Infine, il Consiglio di Stato francese vieta il lancio di persone affette da nanismo, sostenendo che l’impiego di persone con diversità fisiche per questione ludiche, per quanto consenzienti, comporti una lesione di quella dignità innata dell’uomo. Tali questioni, pur non attenendo ad una questione di fine vita, risultano adatti a spiegare la logica della tesi, sia perché sono espressioni della dignità in senso oggettivo, sia perché chi sostiene questa interpretazione asserisce come i soggetti, anche quando ne fanno richiesta, non debbano essere aiutati a morire, bensì accompagnati (attraverso cure palliative) nel morire.

242 Corte di Giustizia europea, 14 ottobre 2004, C-36/02, Omega

243 Si tratta di spettacoli che potevano essere osservati solo da apposite cabine,

attraverso uno spioncino.

244 Bundesverwaltungsgericht 64, 274, 1981; e Bundesverwaltungsgericht 84, 314,

È proprio sul fine vita, invece, che si colloca una sentenza, tutta italiana, che per quanto abbia fatto discutere fa altrettanto riflettere.
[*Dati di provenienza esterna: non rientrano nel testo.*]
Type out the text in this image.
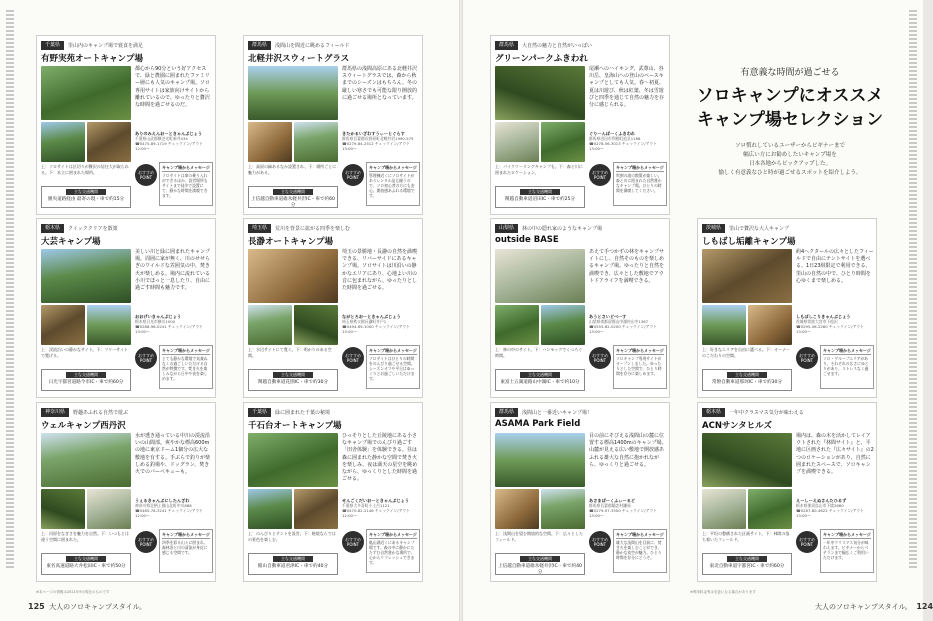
有意義な時間が過ごせる
ソロキャンプにオススメ
キャンプ場セレクション
ソロ慣れしているユーザーからビギナーまで
幅広い方にお勧めしたいキャンプ場を
日本各地からピックアップした。
愉しく有意義なひと時が過ごせるスポットを紹介しよう。
千葉県	里山内のキャンプ場で寝食を満足
有野実苑オートキャンプ場
上：ソロサイトは区切りが贅沢の居住大が取られる。下：木立に囲まれた場所。
都心から90分という好アクセスで、緑と農園に囲まれたファミリー層にも人気のキャンプ場。ソロ専用サイトは家族向けサイトから離れているので、ゆったりと贅沢な時間を過ごせるのだ。
ありのみえんおーときゃんぷじょう
千葉県山武郡横芝光町新井434
☎0475-89-1719 チェックイン/アウト 12:00〜
おすすめ
POINT
キャンプ場からメッセージ
ソロサイトは車の乗り入れができるほか、設営場所もサイトまで徒歩で設置にて、静かな時間を満喫できます。
主な交通機関
圏央道路経由 最寄の現・車で約15分
群馬県	浅間山を間近に眺めるフィールド
北軽井沢スウィートグラス
上：高原の緑あるなか設置され、下：場所ごとに魅力がある。
群馬県の浅間高原にある北軽井沢スウィートグラスでは、森から秋までのシーズンはもちろん、冬の厳しい寒さでも可能な限り開放的に過ごせる場所となっています。
きたかるいざわすうぃーとぐらす
群馬県吾妻郡長野原町北軽井沢1990-579
☎0279-84-2512 チェックイン/アウト 13:00〜
おすすめ
POINT
キャンプ場からメッセージ
管理棟近くにソロサイトがありレンタル品も揃うので、ソロ初心者の方にも安心。開放感あふれる環境です。
主な交通機関
上信越自動車道碓氷軽井沢IC・車で約60分
群馬県	大自然の魅力と自然がいっぱい
グリーンパークふきわれ
上：バイクツーリングキャンプも。下：森と川に囲まれたロケーション。
尾瀬へのハイキング、武尊山、谷川岳、皇海山への登山のベースキャンプとしても人気。春〜初夏、夏は川遊び、秋は紅葉、冬は雪遊びと四季を通じて自然の魅力を存分に感じられる。
ぐりーんぱーくふきわれ
群馬県沼田市利根町追貝1168
☎0278-56-3013 チェックイン/アウト 13:00〜
おすすめ
POINT
キャンプ場からメッセージ
吹割の滝の散策が楽しい。森と川に囲まれた自然豊かなキャンプ場。ひとりの時間を満喫してください。
主な交通機関
関越自動車道沼田IC・車で約25分
栃木県	クイッククリアを散策
大芸キャンプ場
上：渓流沿いの静かなサイト。下：フリーサイトで寛げる。
美しい川と緑に囲まれたキャンプ場。周囲に家が無く、川のせせらぎのワイルドな雰囲気の中、焚き火が楽しめる。場内に流れている小川でほっと一息したり、自由に過ごす時間も魅力です。
おおげいきゃんぷじょう
栃木県日光市横川1000
☎0288-96-0241 チェックイン/アウト 13:00〜
おすすめ
POINT
キャンプ場からメッセージ
とても静かな環境で気兼ねなくお過ごしいただける自然が特徴です。焚き火を楽しみながら日中や夜を楽しめます。
主な交通機関
日光宇都宮道路今市IC・車で約60分
埼玉県	荒川を背景に拡がる四季を楽しむ
長瀞オートキャンプ場
上：水辺サイトにて寛ぐ。下：明かりのある空間。
埼玉の景勝地・長瀞の自然を満喫できる、リバーサイドにあるキャンプ場。ソロサイトは川沿いの静かなエリアにあり、心地よい川の音に包まれながら、ゆったりとした時間を過ごせる。
ながとろおーときゃんぷじょう
埼玉県秩父郡長瀞町井戸1
☎0494-69-1000 チェックイン/アウト 13:00〜
おすすめ
POINT
キャンプ場からメッセージ
ソロサイトはひとりの時間をのんびり過ごせる空間。シーズンオフや平日はゆっくりとお過ごしいただけます。
主な交通機関
関越自動車道花園IC・車で約30分
山梨県	林の中の隠れ家のようなキャンプ場
outside BASE
上：林の中のサイト。下：ハンモックでくつろぐ時間。
あえて手つかずの林をキャンプサイトにし、自然そのものを楽しめるキャンプ場。ゆったりと自然を満喫でき、広々とした敷地でアウトドアライフを満喫できる。
あうとさいどべーす
山梨県南都留郡山中湖村山中1367
☎0555-62-0200 チェックイン/アウト 13:00〜
おすすめ
POINT
キャンプ場からメッセージ
ソロキャンプ専用サイトがオープンしました。ゆったりとした空間で、ひとり時間を存分に楽しめます。
主な交通機関
東富士五湖道路山中湖IC・車で約10分
茨城県	里山で贅沢な大人キャンプ
しもばし垢離キャンプ場
上：好きなエリアを自由に選べる。下：オーナーのこだわりの空間。
約4ヘクタールの広々としたフィールドで自由にテントサイトを選べる。1日23組限定で利用できる、里山の自然の中で、ひとり時間を心ゆくまで楽しめる。
しもばしこりきゃんぷじょう
茨城県常陸大宮市下桧沢
☎0295-58-2280 チェックイン/アウト 13:00〜
おすすめ
POINT
キャンプ場からメッセージ
ソロ・グループエリアがあり、それぞれの広さにゆとりがあり、ストレスなく過ごせます。
主な交通機関
常磐自動車道那珂IC・車で約30分
神奈川県	野趣あふれる自然で遊ぶ
ウェルキャンプ西丹沢
上：河原をなぎさを魅力を自然。下：いつもとは違う空間に囲まれた。
水が透き通っている中川の渓流沿いの山間部。爽やかな標高600mの地に東京ドーム1個分の広大な敷地を有する。手ぶらで釣りが楽しめる釣場や、ドッグラン、焚き火でのバーベキューも。
うぇるきゃんぷにしたんざわ
神奈川県足柄上郡山北町中川868
☎0465-78-3241 チェックイン/アウト 12:00〜
おすすめ
POINT
キャンプ場からメッセージ
四季を彩る山々に囲まれ、森林浴と川の清流が身近に感じる空間です。
主な交通機関
東名高速道路大井松田IC・車で約50分
千葉県	緑に囲まれた千葉の秘境
千石台オートキャンプ場
上：のんびりとテントを設営。下：秘境ならではの景色を楽しむ。
ひっそりとした丘陵地にある小さなキャンプ場でのんびり過ごす「田舎体験」を体験できる。昼は森に囲まれた静かな空間で焚き火を楽しみ、夜は満天の星空を眺めながら、ゆっくりとした時間を過ごせる。
せんごくだいおーときゃんぷじょう
千葉県大多喜町小土呂1121
☎0470-82-2148 チェックイン/アウト 12:00〜
おすすめ
POINT
キャンプ場からメッセージ
亀山湖近くにあるキャンプ場です。森の中に静かにたたずむ自然豊かな場所で、心からリフレッシュできます。
主な交通機関
館山自動車道君津IC・車で約40分
群馬県	浅間山と一番近いキャンプ場！
ASAMA Park Field
上：浅間山を望む開放的な空間。下：広々としたフィールド。
目の前にそびえる浅間山の麓に位置する標高1400mのキャンプ場。山麓が見える広い敷地で開放感あふれる雄大な自然に抱かれながら、ゆっくりと過ごせる。
あさまぱーくふぃーるど
群馬県吾妻郡嬬恋村鎌原
☎0279-97-3500 チェックイン/アウト 13:00〜
おすすめ
POINT
キャンプ場からメッセージ
雄大な浅間山を目前に、焚き火を楽しむことができ、静かな夜空が魅力。ひとり時間を存分にどうぞ。
主な交通機関
上信越自動車道碓氷軽井沢IC・車で約40分
栃木県	一年中クラスマス気分が味わえる
ACNサンタヒルズ
上：平坦の整備された区画サイト。下：林間の落ち着いたフィールド。
場内は、森の木を活かしてレイアウトされた『林間サイト』と、平地に区画された『広々サイト』の2つのロケーションがあり、自然に囲まれたスペースで、ソロキャンプを満喫できる。
えーしーえぬさんたひるず
栃木県那須烏山市下境2680
☎0287-80-4622 チェックイン/アウト 13:00〜
おすすめ
POINT
キャンプ場からメッセージ
一年中クリスマス気分が味わえます。ビギナーからベテランまで幅広くご利用いただけます。
主な交通機関
東北自動車道宇都宮IC・車で約60分
※本ページの情報は2021年9月現在のものです	※利用料金等は変更になる場合があります
125 大人のソロキャンプスタイル。	大人のソロキャンプスタイル。 124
La Cassazione penale, sulle condizioni di detenzione di Salvatore “Totò” Riina, citando più volte “il senso di umanità” della pena, riconosce il “diritto a morire dignitosamente245”.

Lungi dal voler analizzare la sentenza dal punto di vista penalistico, si vuole puramente portare all’attenzione che la Corte sul piano della dignità del morire abbia guardato unicamente all’individuo, che prima di essere reo, è un essere umano.

In conclusione, al di là del rischio di una eccessiva oggettivazione o soggettivazione della dignità, non è possibile assimilare situazioni giuridiche diverse: da un lato, il diritto soggettivo a rifiutare le cure che può comportare, in talune circostanze, il “lasciarsi morire”, dall’altro, una libertà di porre fine alla propria vita che non equivale ad un obbligo dello Stato e di terzi di darvi esecuzione.

CONCLUSIONI

Giunti alla fine del percorso sulle criticità e sui dubbi lasciati dal legislatore nel 2017 appare evidente che ogni vuoto dell'ordinamento è pericoloso e pone indirettamente un limite all'autodeterminazione nelle scelte di fine vita.

In tale contesto non si tratta di attribuire ad un soggetto la possibilità di scegliere la morte piuttosto che la vita, ma di permettergli di esercitare a pieno il proprio diritto alla salute, nella sua più ampia accezione di completo benessere fisico mentale e sociale e nei limiti dell’art. 32 comma 2° della Costituzione che sancisce il rispetto della persona umana.

E se tale rispetto rappresenta un limite alla presenza del diritto, questo dovrebbe comunque rispecchiare la condizione concreta dell’essere umano calandolo nella realtà in cui vive.

D’altra parte, per mettere al centro della medicina le persone e la loro semplice umanità, lo Stato non può rinunciare a tutelare tutti i soggetti, difendendo la fondamentale uguaglianza senza dimenticare che sotto la malattia, dietro il paziente c'è un essere umano.

Pertanto, il monito al legislatore è quello di considerare la L. 219 non come un traguardo nelle scelte di fine vita, ma come punto di partenza, per trovare una strada, quanto più possibile tracciata e sicura, per guidare e tutelare le scelte e delineare, secondo diritto, i margini di quei punti, lasciati “aperti” dal legislatore: precisare se e in che modo l’obiezione di coscienza entra in gioco nell’ambito del fine vita, chiarire quando la terapia diviene accanimento terapeutico e tracciare una disciplina applicabile all’incapace di fatto.

Nonché seguire le attualissime linee guida dettate dalla Corte costituzionale in merito all’aiuto al suicidio al fine di normatizzare che questo, a determinate condizioni, non è punibile.